Castillo is a leading figure in Chicana and contemporary literature. Celebrated poet, novelist, short story writer, essayist, editor, playwright, translator and independent scholar, Castillo is the author of the novels So Far From God and Sapogonia, both New York Times Notable Books of the Year, as well as The Guardians, Peel My Love like an Onion, and many other books of fiction, poetry and essays. Her most recent novel is Give it to Me, and the 20th-anniversary, updated edition of her groundbreaking book The Massacre of the Dreamers: Essays on Xicanisma will be published this October by the University of New Mexico Press.
Dividing her time between Chicago and southern New Mexico, Castillo is a celebrated writer deeply committed to higher education as well as contemporary literary culture. Castillo holds an M.A from the University of Chicago and a Ph.D. in American Studies from the University of Bremen in Germany. She is also the recipient of an honorary doctorate from Colby College. Along with her own work as an author, she edits La Tolteca, an arts and literary zine dedicated to the advancement of a world without borders and censorship, and she serves on the advisory board of the American Writers Museum in Washington, D.C.

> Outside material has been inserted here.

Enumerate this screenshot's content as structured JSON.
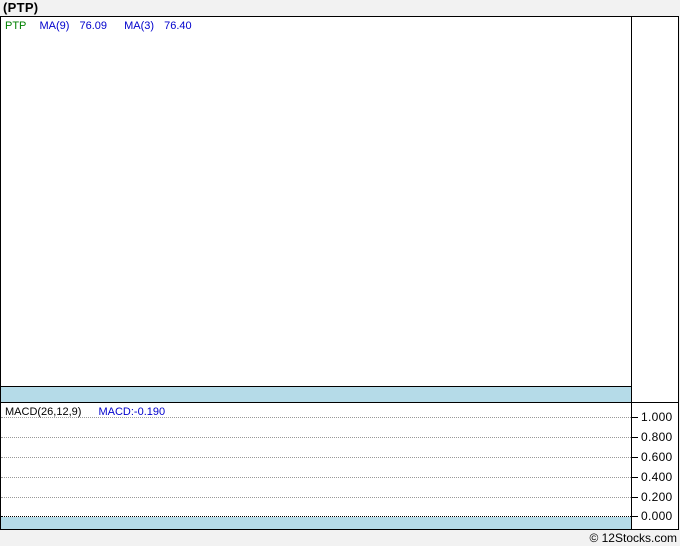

Among other teaching positions, Castillo was the first Sor Juana Inés de la Cruz Endowed Chair at DePaul University, the Martin Luther King, Jr. Distinguished Visiting Scholar at M.I.T., the Poet-in-Residence at Westminster College in Utah, and, most recently, the Lund-Gil Endowed Chair at Dominican University in Illinois. She has received an American Book Award from the Before Columbus Foundation for her first novel, The Mixquiahuala Letters, and her other awards include a Carl Sandburg Award, a Mountains and Plains Booksellers Award, fellowships from the National Endowment for the Arts in fiction and poetry, and the Sor Juana Achievement Award from the Mexican Fine Arts Center Museum in Chicago. In 2013, Castillo was awarded the Gloria Anzaldúa Prize by the American Studies Association.
The UNM English Department established the annual lecture series on the literature of the Southwest in 2010 through a gift from fiction writer Rudolfo Anaya and his late wife Patricia Anaya. "The English Department cherishes the fact that Emeritus Professor Rudy Anaya was on our faculty for so many years. A founder of our distinguished Creative Writing Program, he still inspires us with his joyous approach to life, sense of humor, and eloquent articulation of Hispanic culture and the beauties of the Southwest. He has long been an internationally known man of letters, but we take pride in the fact that he began his career in our department,” Gail Houston, chair, UNM English Department, said. “We feel privileged to have received his generous donation, and there is no better venue for celebrating Southwest literature than the University of New Mexico English Department. We look forward to sharing this free event with everyone at UNM and in the community."
The annual Rudolfo and Patricia Anaya Lecture on the Literature of the Southwest features foundational figures such as Acoma Pueblo poet Simon Ortiz (2010), Las Cruces writer and playwright Denise Chávez (2011), Taos writer John Nichols (2012), and Kiowa writer N. Scott Momaday (2013).